Simply listening to the full range loudspeaker system we were measuring made it clear that the system was reproducing LF energy down to at least 100 Hz!

I would suggest that a primary goal of an effective measurement system should be to provide results that correlate well with what we hear.

So the lack of correlation between what we have heard and what we measured suggests a modification to our approach.

As an alternate approach to trying to find a measurement that correlates with what we hear, we can try using a longer time window to “see” the LF response with better resolution.

A longer time window of approximately 250 msec is shown in Figure 4.

Figure 4: The impulse response of a 1250 seat multipurpose hall. The vertical lines suggest a time window that INCLUDES most of the effects of the room. The time window shown is approximately 0.25 seconds.

To transform this longer “slice” of the impulse response into the frequency domain, we will use an 8k FFT which represents 8k/48000 seconds, or 0.171 seconds.

Notice again that this time window includes both the direct sound and the response of the room.

In Figure 5 the low frequency information is seen in adequate resolution, however the high frequency results look confusing. The plot shows data that has 5 Hz resolution (i.e. one data point every 5 Hz).

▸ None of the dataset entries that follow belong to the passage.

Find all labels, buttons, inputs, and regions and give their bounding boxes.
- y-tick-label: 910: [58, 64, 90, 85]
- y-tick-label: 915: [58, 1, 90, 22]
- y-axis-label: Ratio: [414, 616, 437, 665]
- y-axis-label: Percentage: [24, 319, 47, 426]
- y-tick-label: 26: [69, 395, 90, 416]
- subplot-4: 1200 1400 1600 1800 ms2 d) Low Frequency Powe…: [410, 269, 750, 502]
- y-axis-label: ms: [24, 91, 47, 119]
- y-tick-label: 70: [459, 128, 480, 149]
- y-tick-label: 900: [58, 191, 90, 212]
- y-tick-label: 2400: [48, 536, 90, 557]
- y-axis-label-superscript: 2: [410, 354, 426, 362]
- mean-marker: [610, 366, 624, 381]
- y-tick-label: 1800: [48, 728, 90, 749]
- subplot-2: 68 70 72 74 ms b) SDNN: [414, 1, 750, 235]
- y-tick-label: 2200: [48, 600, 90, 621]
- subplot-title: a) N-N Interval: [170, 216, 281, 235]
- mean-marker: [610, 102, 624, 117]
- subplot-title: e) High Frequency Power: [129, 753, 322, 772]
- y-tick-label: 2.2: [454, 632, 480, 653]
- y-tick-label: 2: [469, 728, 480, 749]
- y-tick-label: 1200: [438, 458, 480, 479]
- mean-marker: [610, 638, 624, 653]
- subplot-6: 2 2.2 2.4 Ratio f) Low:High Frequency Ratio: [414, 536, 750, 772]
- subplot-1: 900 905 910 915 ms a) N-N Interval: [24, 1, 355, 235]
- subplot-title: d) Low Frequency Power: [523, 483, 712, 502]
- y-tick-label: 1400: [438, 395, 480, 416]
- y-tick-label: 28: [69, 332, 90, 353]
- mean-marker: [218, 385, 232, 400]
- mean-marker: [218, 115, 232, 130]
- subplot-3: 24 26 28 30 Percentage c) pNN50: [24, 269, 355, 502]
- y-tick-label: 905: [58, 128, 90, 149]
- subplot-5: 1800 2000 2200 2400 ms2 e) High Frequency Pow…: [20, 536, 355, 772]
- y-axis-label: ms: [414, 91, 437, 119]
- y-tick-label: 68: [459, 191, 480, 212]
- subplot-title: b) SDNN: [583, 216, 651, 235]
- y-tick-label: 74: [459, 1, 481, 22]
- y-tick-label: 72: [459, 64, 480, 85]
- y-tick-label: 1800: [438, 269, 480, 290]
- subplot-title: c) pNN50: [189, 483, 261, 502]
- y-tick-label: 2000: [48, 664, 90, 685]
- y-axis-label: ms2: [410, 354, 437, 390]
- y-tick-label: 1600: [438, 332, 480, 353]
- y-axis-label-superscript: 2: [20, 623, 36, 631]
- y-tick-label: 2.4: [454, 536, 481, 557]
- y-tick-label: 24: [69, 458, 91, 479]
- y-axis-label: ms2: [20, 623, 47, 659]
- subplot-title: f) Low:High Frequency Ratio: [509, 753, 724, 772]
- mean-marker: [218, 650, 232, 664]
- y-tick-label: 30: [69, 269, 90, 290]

While this resolution provides excellent LF resolution (between 31 Hz and 62.5 Hz there are 15 data points.

However at HF we have excessive resolution - between 4 kHz and 8 kHz there are approximately 800 data points.

Simply stated, the longer time window provides good LF resolution, but excessive HF resolution.

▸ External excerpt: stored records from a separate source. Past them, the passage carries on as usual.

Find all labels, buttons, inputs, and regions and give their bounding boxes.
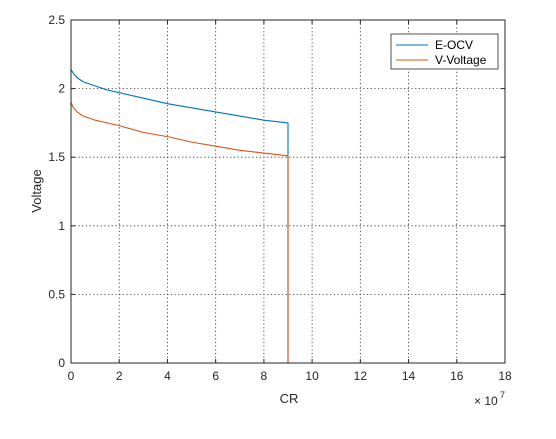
x-tick-label: 4 <box>164 369 171 383</box>
x-axis-label: CR <box>280 391 299 406</box>
x-exponent-base: × 10 <box>474 394 498 408</box>
x-exponent: × 10 7 <box>474 390 505 408</box>
x-tick-label: 12 <box>354 369 368 383</box>
y-axis-label: Voltage <box>29 169 44 212</box>
x-tick-label: 2 <box>116 369 123 383</box>
x-tick-label: 16 <box>450 369 464 383</box>
y-tick-label: 2 <box>58 82 65 96</box>
y-tick-label: 1.5 <box>48 150 65 164</box>
legend-label-e-ocv: E-OCV <box>435 38 473 52</box>
legend: E-OCV V-Voltage <box>390 33 499 70</box>
x-tick-label: 14 <box>402 369 416 383</box>
legend-box <box>390 33 499 70</box>
x-tick-label: 0 <box>68 369 75 383</box>
x-tick-label: 18 <box>498 369 512 383</box>
plot-area-border <box>70 19 506 364</box>
y-tick-label: 2.5 <box>48 13 65 27</box>
series-line-e-ocv <box>70 69 498 364</box>
y-tick-label: 1 <box>58 219 65 233</box>
x-tick-label: 8 <box>261 369 268 383</box>
series-layer <box>70 69 498 364</box>
legend-label-v-voltage: V-Voltage <box>435 53 487 67</box>
ticks-layer: 0 2 4 6 8 10 12 14 16 18 0 0.5 1 1.5 2 2.5 <box>48 13 512 383</box>
x-exponent-power: 7 <box>500 390 505 400</box>
x-tick-label: 6 <box>212 369 219 383</box>
y-tick-label: 0.5 <box>48 287 65 301</box>
x-tick-label: 10 <box>305 369 319 383</box>
axes-layer <box>70 19 506 364</box>
y-tick-label: 0 <box>58 356 65 370</box>
grid-layer <box>71 20 505 363</box>
series-line-v-voltage <box>70 102 498 364</box>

The result of studying these plots might lead you to conclude that in order to make measurements that correlate well with our listening experience, we must use very short time windows that isolate the direct sound at high frequencies, and increasingly longer time windows as we look at lower frequencies.

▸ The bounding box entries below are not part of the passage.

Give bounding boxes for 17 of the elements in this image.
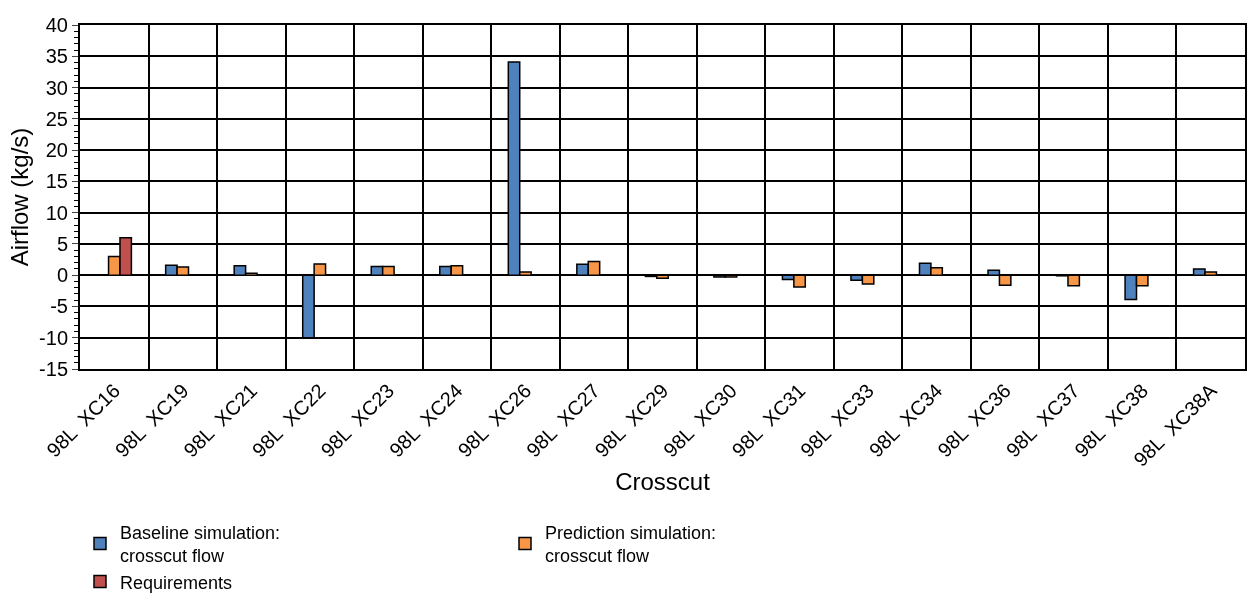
y-tick-label: -10	[39, 326, 68, 349]
y-axis-title: Airflow (kg/s)	[5, 127, 33, 267]
x-axis-title: Crosscut	[615, 468, 711, 496]
y-tick-label: 25	[45, 107, 68, 130]
y-tick-label: 30	[45, 76, 68, 99]
y-tick-label: -5	[50, 295, 68, 318]
y-tick-label: 40	[45, 14, 68, 36]
legend-label: Prediction simulation: crosscut flow	[545, 522, 717, 567]
y-tick-label: -15	[39, 358, 68, 380]
y-tick-label: 5	[56, 232, 68, 255]
y-tick-label: 10	[45, 201, 68, 224]
y-tick-label: 0	[56, 264, 68, 287]
y-tick-label: 20	[45, 139, 68, 162]
legend-label: Baseline simulation: crosscut flow	[120, 522, 281, 567]
legend-label: Requirements	[120, 572, 233, 593]
y-tick-label: 35	[45, 45, 68, 68]
y-tick-label: 15	[45, 170, 68, 193]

At first glance this idea might seem to violate the often quoted phrase, “One can only affect the direct sound with processing.”

However this is not the case. At mid-low and low frequencies, the interaction of a sound system and a room can be affected and optimized by signal processing.

In other words, at low frequencies (long wavelengths) the direct sound and reflections from nearby surfaces combine to form a composite response. It is this composite response that a listener hears.

The ability to measure several time windows simultaneously provides a measurement that both correlates well with human hearing and provides insight into how the signal being sent to the loudspeaker can be tailored (via equalizers, or other processing) to optimize the loudspeaker/room interaction.

Figure 5: The frequency response of the direct sound portion of an impulse response of a 1,250-seat multi-purpose hall. The response was calculated using a 8192 point FFT (which equals a 8192/48000 or ~107 msec). As you can see the frequency response shows low frequency energy that is much more pronounced than seen with the shorter time window.

Our last figure shows a measurement of a loudspeaker system that includes multiple time windows and displays both the magnitude and phase response of the “system.”

The use of multiple time windows allows one to isolate the direct sound of a loudspeaker in a real-world situation at high frequencies.

However, at lower frequencies, longer time windows that include the loudspeaker/room interaction have been found to correlate well with our listening experience.

Multiple time windows in a single measurement is an extremely interesting way to measure and optimize the response of a sound system in a room.

Sam Berkow has completed a wide variety of acoustical design projects including: concert halls, recording studios, broadcast facilities, production facilities, house of worship facilities, large multi-purpose venues, amphitheaters and stadiums. His educational background includes a masters degree in Engineering from the Stevens Institute of Technology, where he specialized in acoustic measurement and design. He is also the original developer of Smaart acoustic measurement & system optimization software.